Elektra KB, is a Colombian artist living and working in Brooklyn, NY and Berlin, Germany. KB graduated with an MFA from Hunter College in 2016 and a BFA in Visual and Critical Studies in 2012 from SVA. Her work has been written about in: ARTnews, Artfcity and Art Forum among other publications. She was named artist to watch by British newspaper The Independent. She has been a guest speaker on visual culture, social media and ‘Queer Utopias’ at NYU in 2016 and 2017.  She won a DAAD award to pursue a yearlong fellowship in Berlin at UDK with artist mentor Hito Steyerl. She shows internationally and her recent projects have included: “The Accidental Pursuit of the Stateless”; a solo show at BravinLee programs (NY), Moving Image (Istanbul), UP Gallery (Berlin),  Croatian Association of Artists Institute, (Zagreb),‘The Water Mirror’ a curatorial project which premiered at SPRINGBREAK art show (NY).
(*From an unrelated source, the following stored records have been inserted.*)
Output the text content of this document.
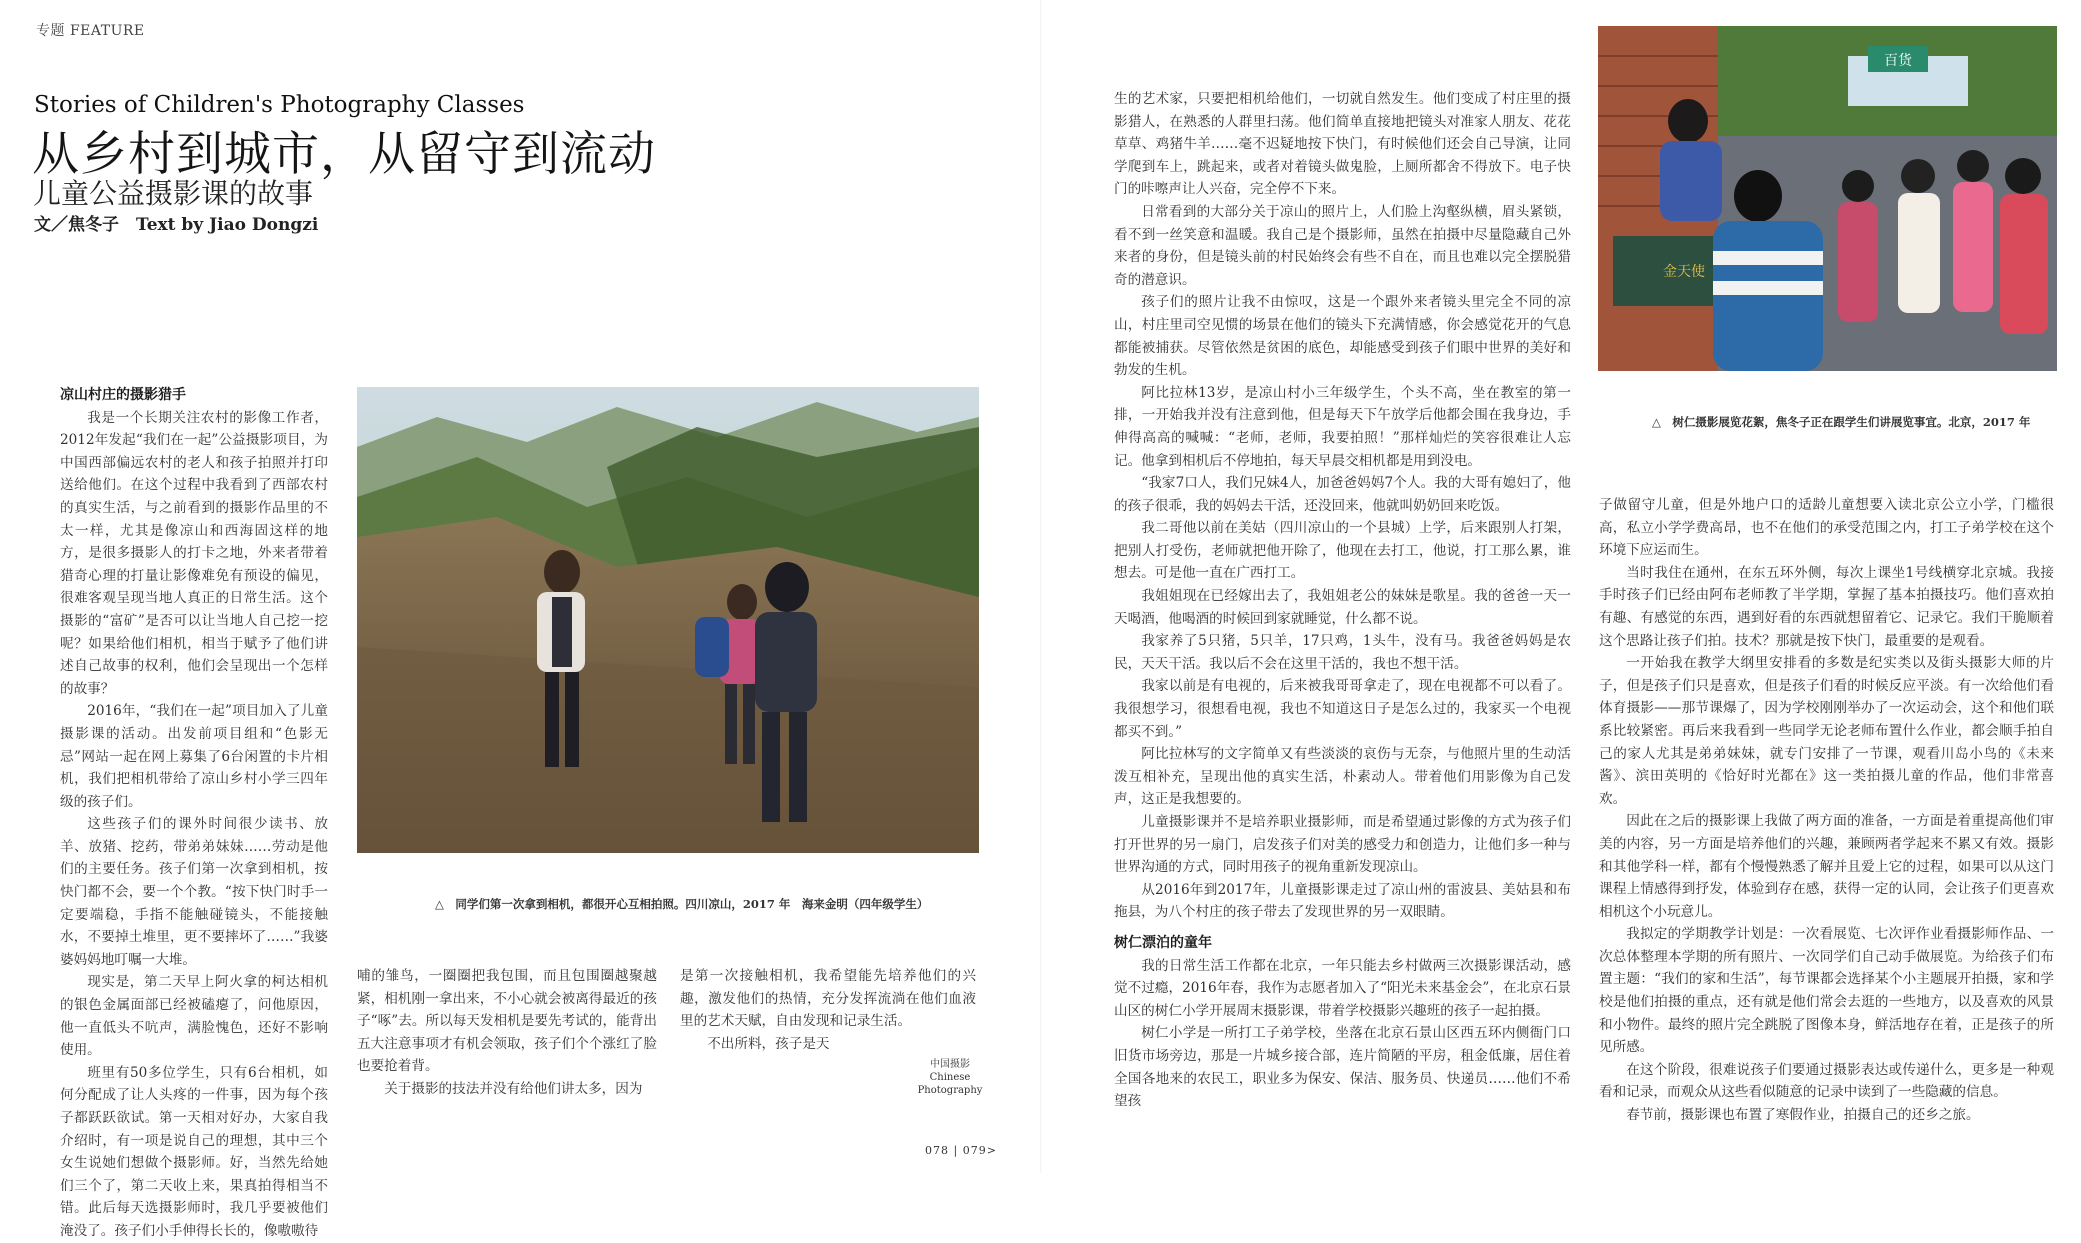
专题 FEATURE
Stories of Children's Photography Classes
从乡村到城市，从留守到流动
儿童公益摄影课的故事
文／焦冬子　Text by Jiao Dongzi
凉山村庄的摄影猎手

我是一个长期关注农村的影像工作者，2012年发起“我们在一起”公益摄影项目，为中国西部偏远农村的老人和孩子拍照并打印送给他们。在这个过程中我看到了西部农村的真实生活，与之前看到的摄影作品里的不太一样，尤其是像凉山和西海固这样的地方，是很多摄影人的打卡之地，外来者带着猎奇心理的打量让影像难免有预设的偏见，很难客观呈现当地人真正的日常生活。这个摄影的“富矿”是否可以让当地人自己挖一挖呢？如果给他们相机，相当于赋予了他们讲述自己故事的权利，他们会呈现出一个怎样的故事？

2016年，“我们在一起”项目加入了儿童摄影课的活动。出发前项目组和“色影无忌”网站一起在网上募集了6台闲置的卡片相机，我们把相机带给了凉山乡村小学三四年级的孩子们。

这些孩子们的课外时间很少读书、放羊、放猪、挖药，带弟弟妹妹……劳动是他们的主要任务。孩子们第一次拿到相机，按快门都不会，要一个个教。“按下快门时手一定要端稳，手指不能触碰镜头，不能接触水，不要掉土堆里，更不要摔坏了……”我婆婆妈妈地叮嘱一大堆。

现实是，第二天早上阿火拿的柯达相机的银色金属面部已经被磕瘪了，问他原因，他一直低头不吭声，满脸愧色，还好不影响使用。

班里有50多位学生，只有6台相机，如何分配成了让人头疼的一件事，因为每个孩子都跃跃欲试。第一天相对好办，大家自我介绍时，有一项是说自己的理想，其中三个女生说她们想做个摄影师。好，当然先给她们三个了，第二天收上来，果真拍得相当不错。此后每天选摄影师时，我几乎要被他们淹没了。孩子们小手伸得长长的，像嗷嗷待

△　同学们第一次拿到相机，都很开心互相拍照。四川凉山，2017 年　海来金明（四年级学生）

哺的雏鸟，一圈圈把我包围，而且包围圈越聚越紧，相机刚一拿出来，不小心就会被离得最近的孩子“啄”去。所以每天发相机是要先考试的，能背出五大注意事项才有机会领取，孩子们个个涨红了脸也要抢着背。

关于摄影的技法并没有给他们讲太多，因为

是第一次接触相机，我希望能先培养他们的兴趣，激发他们的热情，充分发挥流淌在他们血液里的艺术天赋，自由发现和记录生活。

不出所料，孩子是天

中国摄影
Chinese
Photography

生的艺术家，只要把相机给他们，一切就自然发生。他们变成了村庄里的摄影猎人，在熟悉的人群里扫荡。他们简单直接地把镜头对准家人朋友、花花草草、鸡猪牛羊……毫不迟疑地按下快门，有时候他们还会自己导演，让同学爬到车上，跳起来，或者对着镜头做鬼脸，上厕所都舍不得放下。电子快门的咔嚓声让人兴奋，完全停不下来。

日常看到的大部分关于凉山的照片上，人们脸上沟壑纵横，眉头紧锁，看不到一丝笑意和温暖。我自己是个摄影师，虽然在拍摄中尽量隐藏自己外来者的身份，但是镜头前的村民始终会有些不自在，而且也难以完全摆脱猎奇的潜意识。

孩子们的照片让我不由惊叹，这是一个跟外来者镜头里完全不同的凉山，村庄里司空见惯的场景在他们的镜头下充满情感，你会感觉花开的气息都能被捕获。尽管依然是贫困的底色，却能感受到孩子们眼中世界的美好和勃发的生机。

阿比拉林13岁，是凉山村小三年级学生，个头不高，坐在教室的第一排，一开始我并没有注意到他，但是每天下午放学后他都会围在我身边，手伸得高高的喊喊：“老师，老师，我要拍照！”那样灿烂的笑容很难让人忘记。他拿到相机后不停地拍，每天早晨交相机都是用到没电。

“我家7口人，我们兄妹4人，加爸爸妈妈7个人。我的大哥有媳妇了，他的孩子很乖，我的妈妈去干活，还没回来，他就叫奶奶回来吃饭。

我二哥他以前在美姑（四川凉山的一个县城）上学，后来跟别人打架，把别人打受伤，老师就把他开除了，他现在去打工，他说，打工那么累，谁想去。可是他一直在广西打工。

我姐姐现在已经嫁出去了，我姐姐老公的妹妹是歌星。我的爸爸一天一天喝酒，他喝酒的时候回到家就睡觉，什么都不说。

我家养了5只猪，5只羊，17只鸡，1头牛，没有马。我爸爸妈妈是农民，天天干活。我以后不会在这里干活的，我也不想干活。

我家以前是有电视的，后来被我哥哥拿走了，现在电视都不可以看了。我很想学习，很想看电视，我也不知道这日子是怎么过的，我家买一个电视都买不到。”

阿比拉林写的文字简单又有些淡淡的哀伤与无奈，与他照片里的生动活泼互相补充，呈现出他的真实生活，朴素动人。带着他们用影像为自己发声，这正是我想要的。

儿童摄影课并不是培养职业摄影师，而是希望通过影像的方式为孩子们打开世界的另一扇门，启发孩子们对美的感受力和创造力，让他们多一种与世界沟通的方式，同时用孩子的视角重新发现凉山。

从2016年到2017年，儿童摄影课走过了凉山州的雷波县、美姑县和布拖县，为八个村庄的孩子带去了发现世界的另一双眼睛。

树仁漂泊的童年

我的日常生活工作都在北京，一年只能去乡村做两三次摄影课活动，感觉不过瘾，2016年春，我作为志愿者加入了“阳光未来基金会”，在北京石景山区的树仁小学开展周末摄影课，带着学校摄影兴趣班的孩子一起拍摄。

树仁小学是一所打工子弟学校，坐落在北京石景山区西五环内侧衙门口旧货市场旁边，那是一片城乡接合部，连片简陋的平房，租金低廉，居住着全国各地来的农民工，职业多为保安、保洁、服务员、快递员……他们不希望孩

百货
金天使
△　树仁摄影展览花絮，焦冬子正在跟学生们讲展览事宜。北京，2017 年

子做留守儿童，但是外地户口的适龄儿童想要入读北京公立小学，门槛很高，私立小学学费高昂，也不在他们的承受范围之内，打工子弟学校在这个环境下应运而生。

当时我住在通州，在东五环外侧，每次上课坐1号线横穿北京城。我接手时孩子们已经由阿布老师教了半学期，掌握了基本拍摄技巧。他们喜欢拍有趣、有感觉的东西，遇到好看的东西就想留着它、记录它。我们干脆顺着这个思路让孩子们拍。技术？那就是按下快门，最重要的是观看。

一开始我在教学大纲里安排看的多数是纪实类以及街头摄影大师的片子，但是孩子们只是喜欢，但是孩子们看的时候反应平淡。有一次给他们看体育摄影——那节课爆了，因为学校刚刚举办了一次运动会，这个和他们联系比较紧密。再后来我看到一些同学无论老师布置什么作业，都会顺手拍自己的家人尤其是弟弟妹妹，就专门安排了一节课，观看川岛小鸟的《未来酱》、滨田英明的《恰好时光都在》这一类拍摄儿童的作品，他们非常喜欢。

因此在之后的摄影课上我做了两方面的准备，一方面是着重提高他们审美的内容，另一方面是培养他们的兴趣，兼顾两者学起来不累又有效。摄影和其他学科一样，都有个慢慢熟悉了解并且爱上它的过程，如果可以从这门课程上情感得到抒发，体验到存在感，获得一定的认同，会让孩子们更喜欢相机这个小玩意儿。

我拟定的学期教学计划是：一次看展览、七次评作业看摄影师作品、一次总体整理本学期的所有照片、一次同学们自己动手做展览。为给孩子们布置主题：“我们的家和生活”，每节课都会选择某个小主题展开拍摄，家和学校是他们拍摄的重点，还有就是他们常会去逛的一些地方，以及喜欢的风景和小物件。最终的照片完全跳脱了图像本身，鲜活地存在着，正是孩子的所见所感。

在这个阶段，很难说孩子们要通过摄影表达或传递什么，更多是一种观看和记录，而观众从这些看似随意的记录中读到了一些隐藏的信息。

春节前，摄影课也布置了寒假作业，拍摄自己的还乡之旅。

078 | 079>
And the solo projects: ‘Bodies of Water: Body as a Prison/prison as a Body’ at the SVA Flatiron gallery (2017) and ‘Power is Abuse’ at SPRINGBREAK art show (2018). She has performed at the Queens Museum (2018) and her works have been recently acquired by the Yinchuan Museum of Contemporary Art in China,The Fondation Pour l'art Contemporain Salomonand are held in numerous private collections.


KB’s practice is interdisciplinary encompassing mainly: Video, photography, sound, performance and textile works. Her work addresses concerns such as migration and global power dynamics trough a platform of mythology; coexisting with a documentarian and conceptualist approach. Her work takes place in the middle of two worlds: the ‘Cathara Autonomous Territory’ and our world. The Theocratic Republic of Gaia is a utopian-dystopian world; a parallel universe fighting between the tensions built on a totalitarian state and the revolutionary Cathara Insurgency, situating itself close to the political sci-fi genre. Her body of work is of a performative nature concerned with the post-colonial and decolonial discourse. It is charged with critical humor and informed by the aesthetics of colonial art tropes and the ongoing armed conflict she grew up with.

KB’s site-specific installations and works on fabric deal with: the body, gender, mobility, immigration, the nature of power, authority and its antagonists. From the prison industrial complex to authority symbols –such as the immigration checkpoint—, adding protest signs as responses and visual cues of shifting power. Exploring the meanings and relationships of the concept of power and how it manifests today in society.

Her work ties utopism, political theory, art and activism through a variety of mediums.